The test runs with 3 files:

  • bench_link_and_code.py: driver script

  • datasets.py: code to load the datasets. The example code runs on the deep1b and bigann datasets. See the toplevel README on how to download them. They should be put in a directory, edit datasets.py to set the path.

  • neighbor_codec.py: this is where the representation is trained.

The code runs on top of Faiss. The HNSW index can be extended with a ReconstructFromNeighbors C++ object that refines the distances. The training is implemented in Python.

Reproducing Table 2 in the paper

The results of table 2 (accuracy on deep100M) in the paper can be obtained with:

python bench_link_and_code.py \
   --db deep100M \
   --M0 6 \
   --indexkey OPQ36_144,HNSW32_PQ36 \
   --indexfile $bdir/deep100M_PQ36_L6.index \
   --beta_nsq 4  \
   --beta_centroids $bdir/deep100M_PQ36_L6_nsq4.npy \
   --neigh_recons_codes $bdir/deep100M_PQ36_L6_nsq4_codes.npy \
   --k_reorder 0,5 --efSearch 1,1024

Set bdir to a scratch directory.

Explanation of the flags:

  • --db deep1M: dataset to process

  • --M0 6: number of links on the base level (L6)

  • --indexkey OPQ36_144,HNSW32_PQ36: Faiss index key to construct the HNSW structure. It means that vectors are transformed by OPQ and encoded with PQ 36x8 (with an intermediate size of 144D).

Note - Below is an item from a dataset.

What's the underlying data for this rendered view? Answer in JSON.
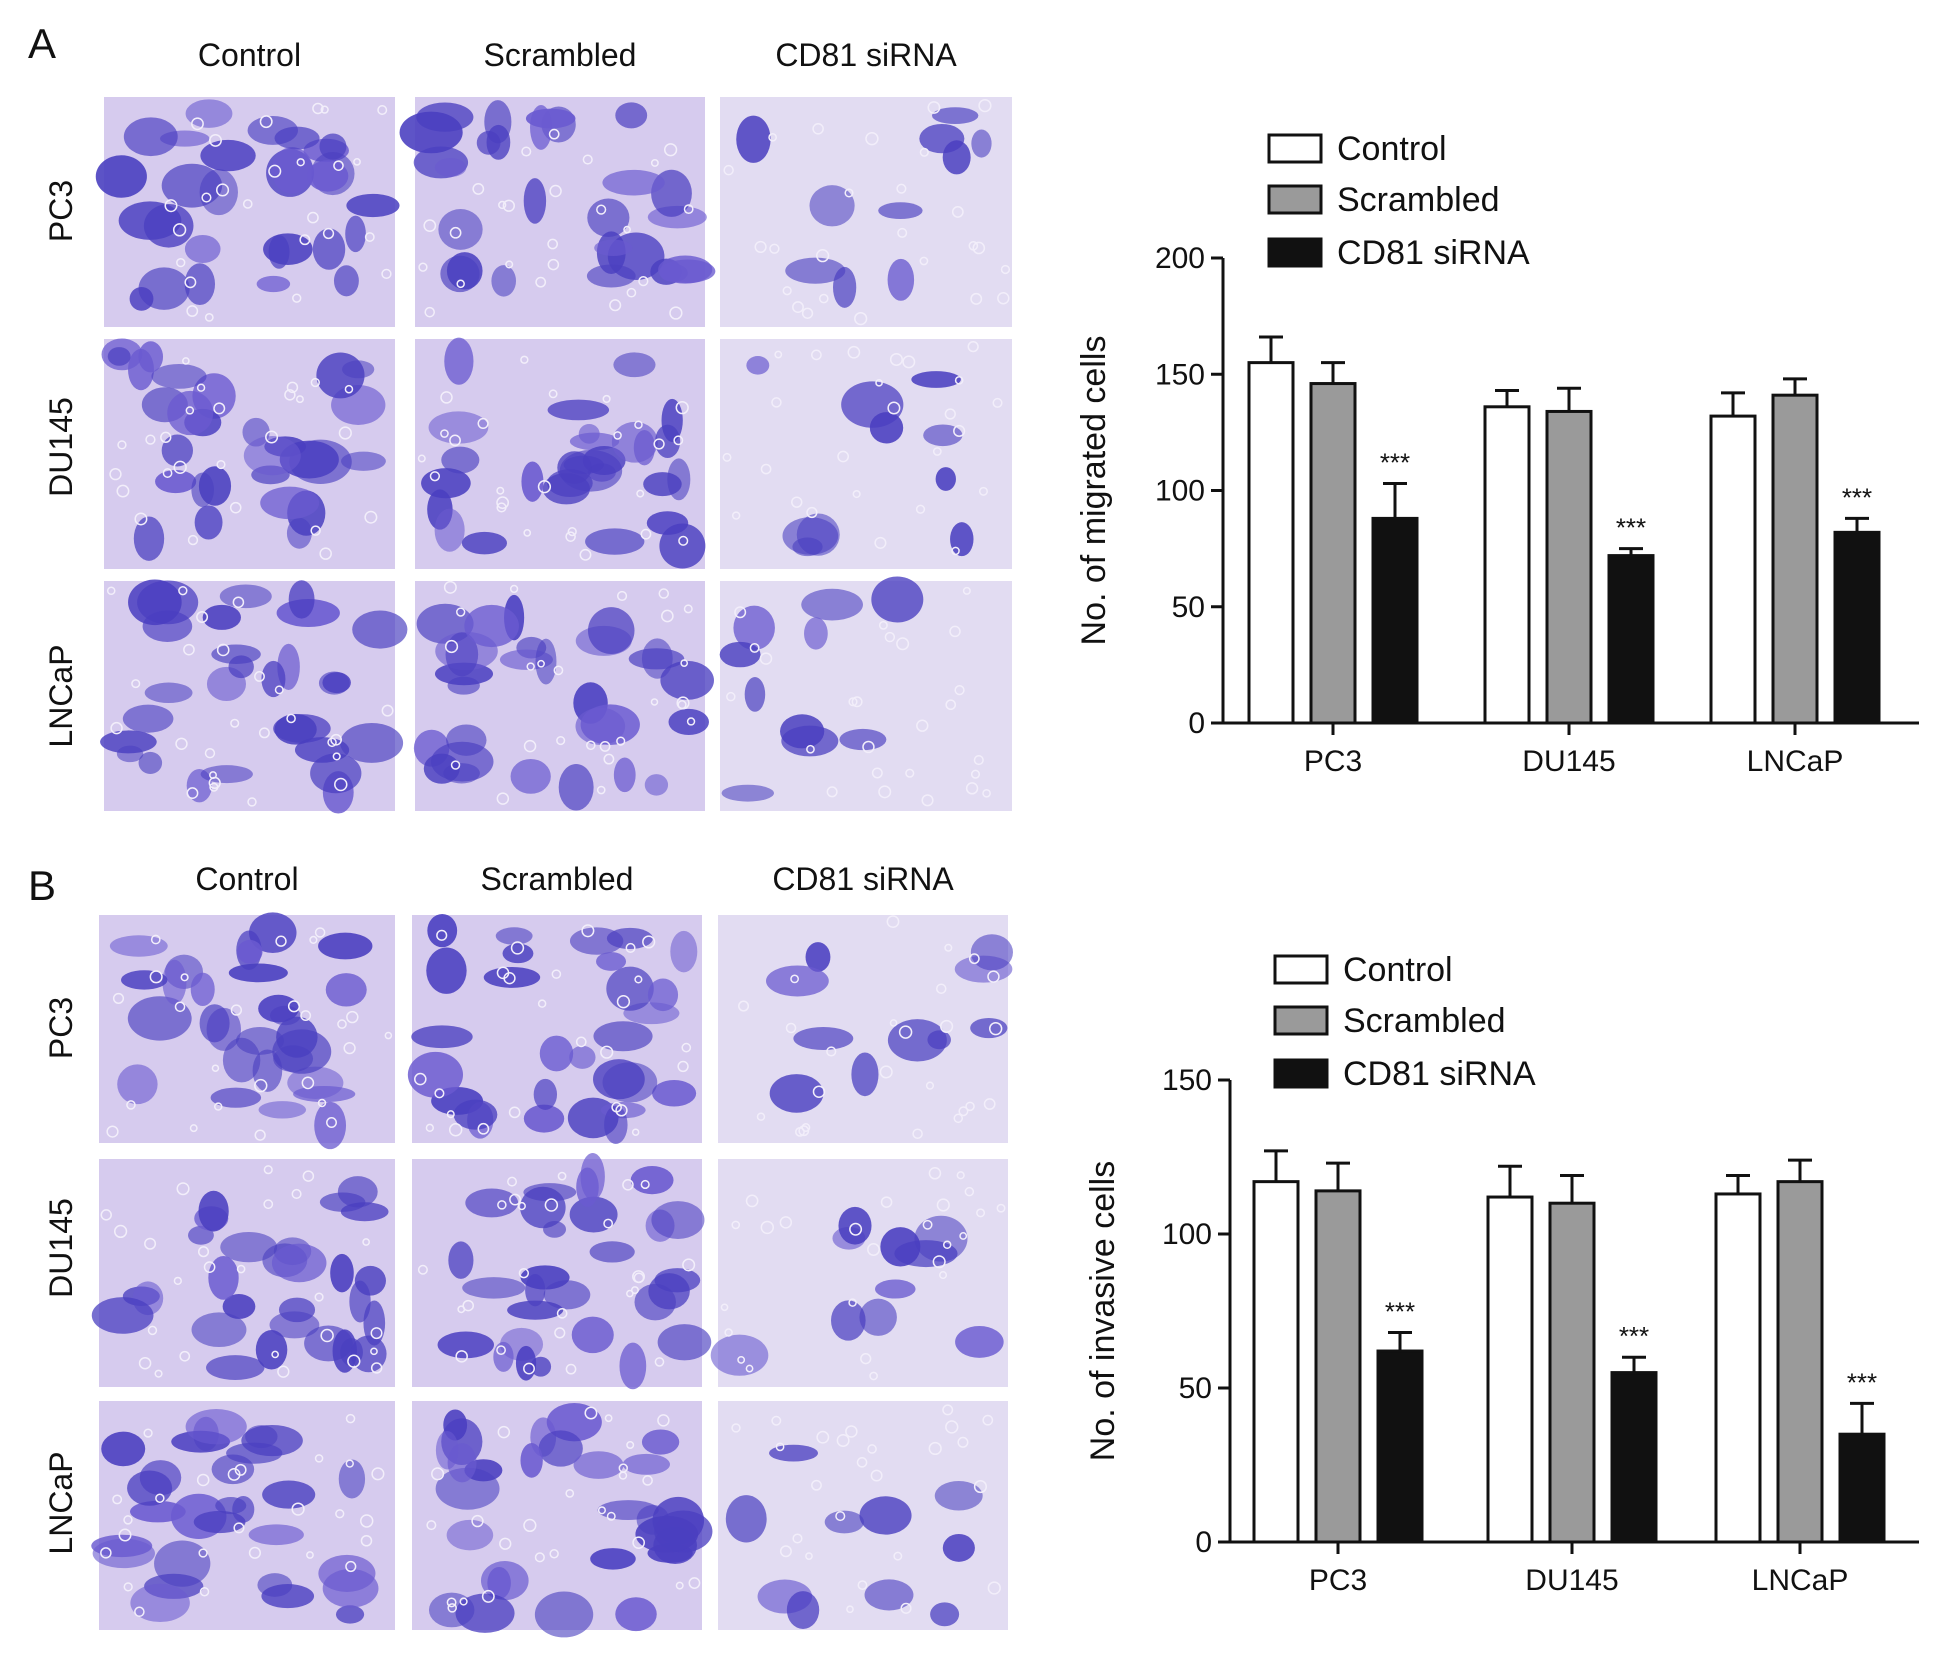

The HNSW level>0 nodes have 32 links (theses ones are "cheap" to store because there are fewer nodes in the upper levels.

  • --indexfile $bdir/deep1M_PQ36_M6.index: name of the index file (without information for the L&C extension)

  • --beta_nsq 4: number of bytes to allocate for the codes (M in the paper)

  • --beta_centroids $bdir/deep1M_PQ36_M6_nsq4.npy: filename to store the trained beta centroids

  • --neigh_recons_codes $bdir/deep1M_PQ36_M6_nsq4_codes.npy: filename for the encoded weights (beta) of the combination

  • --k_reorder 0,5: number of results to reorder. 0 = baseline without reordering, 5 = value used throughout the paper

  • --efSearch 1,1024: number of nodes to visit (T in the paper)

The script will proceed with the following steps:

  1. load dataset (and possibly compute the ground-truth if the ground-truth file is not provided)

  2. train the OPQ encoder

  3. build the index and store it

  4. compute the residuals and train the beta vocabulary to do the reconstruction

  5. encode the vertices

  6. search and evaluate the search results.

With option --exhaustive the results of the exhaustive column can be obtained.

The run above should output:

...
setting k_reorder=5
...
efSearch=1024      0.3132 ms per query,  R@1: 0.4283 R@10: 0.6337 R@100: 0.6520 ndis 40941919 nreorder 50000

which matches the paper's table 2.

Note that in multi-threaded mode, the building of the HNSW structure is not deterministic. Therefore, the results across runs may not be exactly the same.

Reproducing Figure 5 in the paper

Figure 5 just evaluates the combination of HNSW and PQ. For example, the operating point L6&OPQ40 can be obtained with

python bench_link_and_code.py \
   --db deep1M \
   --M0 6 \
   --indexkey OPQ40_160,HNSW32_PQ40 \
   --indexfile $bdir/deep1M_PQ40_M6.index \
   --beta_nsq 1 --beta_k 1  \
   --beta_centroids $bdir/deep1M_PQ40_M6_nsq0.npy \
   --neigh_recons_codes $bdir/deep1M_PQ36_M6_nsq0_codes.npy \
   --k_reorder 0 --efSearch 16,64,256,1024

The arguments are similar to the previous table. Note that nsq = 0 is simulated by setting beta_nsq = 1 and beta_k = 1 (ie a code with a single reproduction value).

The output should look like:

setting k_reorder=0
efSearch=16        0.0147 ms per query,  R@1: 0.3409 R@10: 0.4388 R@100: 0.4394 ndis 2629735 nreorder 0
efSearch=64        0.0122 ms per query,  R@1: 0.4836 R@10: 0.6490 R@100: 0.6509 ndis 4623221 nreorder 0
efSearch=256       0.0344 ms per query,  R@1: 0.5730 R@10: 0.7915 R@100: 0.7951 ndis 11090176 nreorder 0
efSearch=1024      0.2656 ms per query,  R@1: 0.6212 R@10: 0.8722 R@100: 0.8765 ndis 33501951 nreorder 0

The results with k_reorder=5 are not reported in the paper, they represent the performance of a "free coding" version of the algorithm.